Two incidents in one night: when can an employer terminate an employee for inappropriate behaviour on a night out with colleagues?
A recent decision of the Fair Work Commission (FWC) in the matter of Keron v Westpac Banking Corporation  FWC 221 has shed further light on the instances in which employees’ behaviour out of work hours can result in the termination of their employment.
Mr Keron, the Applicant in this case, was a senior banker at Westpac with 35 years of service, was dismissed after sexually harassing a female employee at a networking event after a workshop. The FWC has indicated that in modern Australian society, the bar for consent for physical and sexual interactions in a work-related environment has been significantly raised by the broader community. The FWC also reiterated that conduct outside of the workplace must have sufficient connection to employment. Notably, two related incidents on the same night may not be equally connected to employment, as was the case in this decision.
Mr Keron attended a professional development workshop and networking event arranged by Westpac. A group of attendees stayed behind after the event formally ended to continue socialising. One of the attendees, a junior female Westpac employee (Witness A) was seen patting Mr Keron’s shoulder and back. Later in the night, Mr Keron placed his hand on the lower part of Witness A’s buttocks for a period of several seconds (the First Incident).
A group of employees, including Witness A, then moved on to a local casino. As Ms Smith, an employee who was aware of the First Incident, was leaving the casino, she saw Mr Keron attempting to enter. She told the security guards not to grant Mr Keron entry. Mr Keron then followed Ms Smith towards the taxi rank and shouted numerous times, ‘Why did you do that?’ and referred to her with words such as ‘f*****g idiot’, ‘b***h’ and ‘w***e’ (the Second Incident).
The First and Second Incidents were reported to Westpac, who commenced an internal investigation. Mr Keron also faced a criminal charge relating to the First Incident. As a result of Westpac’s investigation, which found that the allegations had largely been substantiated and Mr Keron’s conduct was in breach of Westpac’s Code of Conduct, Sexual Harassment Policy, and Discrimination, Harassment and Bullying Policy, Mr Keron’s employment was terminated effective immediately. Mr Keron subsequently filed an unfair dismissal application, claiming, among other things, that that the conduct which was the subject of his dismissal did not occur in the course of his employment.
The FWC accepted from the evidence provided that both the First Incident and Second Incident occurred, although the description of the incidents in the termination letter provided to Mr Keron appeared to be exaggerated.

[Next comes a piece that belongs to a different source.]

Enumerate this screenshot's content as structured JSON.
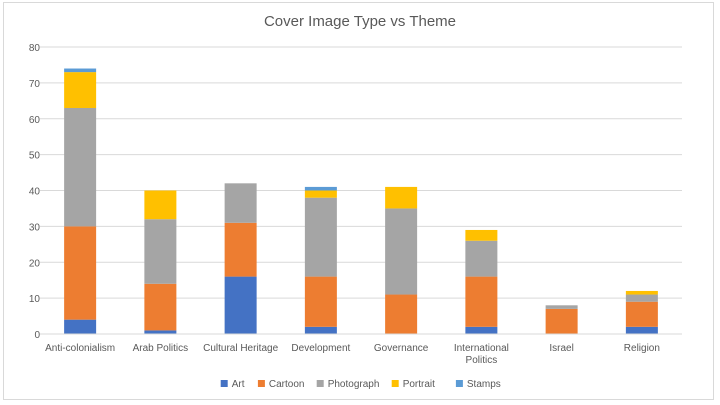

Having been satisfied that the relevant conduct took place, the FWC considered whether the resulting dismissal was unfair. The issues in dispute were whether there was a valid reason for termination based on the nature of the conduct, and whether the conduct was sufficiently connected to Mr Keron’s work.
Nature of the conduct
In regards to the First Incident, the FWC held that Mr Keron should have been aware that the current position amongst the community is that there is a high bar in terms of consent for physical and sexual interactions, particularly in work-related environments, where there can also be power imbalances between the staff involved. One party engaging in inappropriate touching does not justify another party doing the same. People must also be aware to act more carefully in circumstances where they know the other party is intoxicated and could have impaired judgment.
The FWC was also satisfied that Mr Keron’s behaviour towards Ms Smith in the Second Incident was unwelcome, offending, humiliating and threatening.
Therefore, the FWC was satisfied that the nature of the conduct was sufficient to constitute a valid reason for termination.
Connected to employment
The FWC noted that Westpac’s behavioural policies stated that they applied both in and out of work settings, although each applied to slightly differing extents. While the staff present for the First Incident were not in uniform, and the event was no longer an official Westpac event, they were there in the course of their employment.
Even though Mr Keron had no working relationship with Witness A or Ms Smith, the FWC was satisfied that the First Incident had sufficient connection to the workplace to form a valid reason for dismissal.
However, the Second Incident took place after the employees left the site of the work function. As Ms Smith and Mr Keron were previously unknown to each other, had parted from their colleagues, and were not wearing anything to identify them as Westpac employees, the FWC was not satisfied that the Second Incident had sufficient connection to Mr Keron’s employment to form a valid reason for dismissal.
Accordingly, the FWC was satisfied that Mr Keron’s dismissal was fair, but based only on the First Incident. The application was dismissed.
Take Home Messages
The FWC has stressed that allegations of unwelcome sexual contact between employees must always be taken seriously, particularly where there is a power imbalance between those involved. There is now a high bar as to what constitutes consent for physical and sexual interactions. Unwelcome sexual conduct will result in greater scrutiny and face higher standards than it may have in the past.
In addition, employers must consider whether inappropriate conduct has taken place in the course of employment before taking steps to terminate an employee’s employment. Factors including, but not limited to, the proximity to the workplace, the context in which the event occurred, the pre-existing working relationship between the parties involved, and the level to which the parties involved are identifiable as employees of the organisation are all important to consider.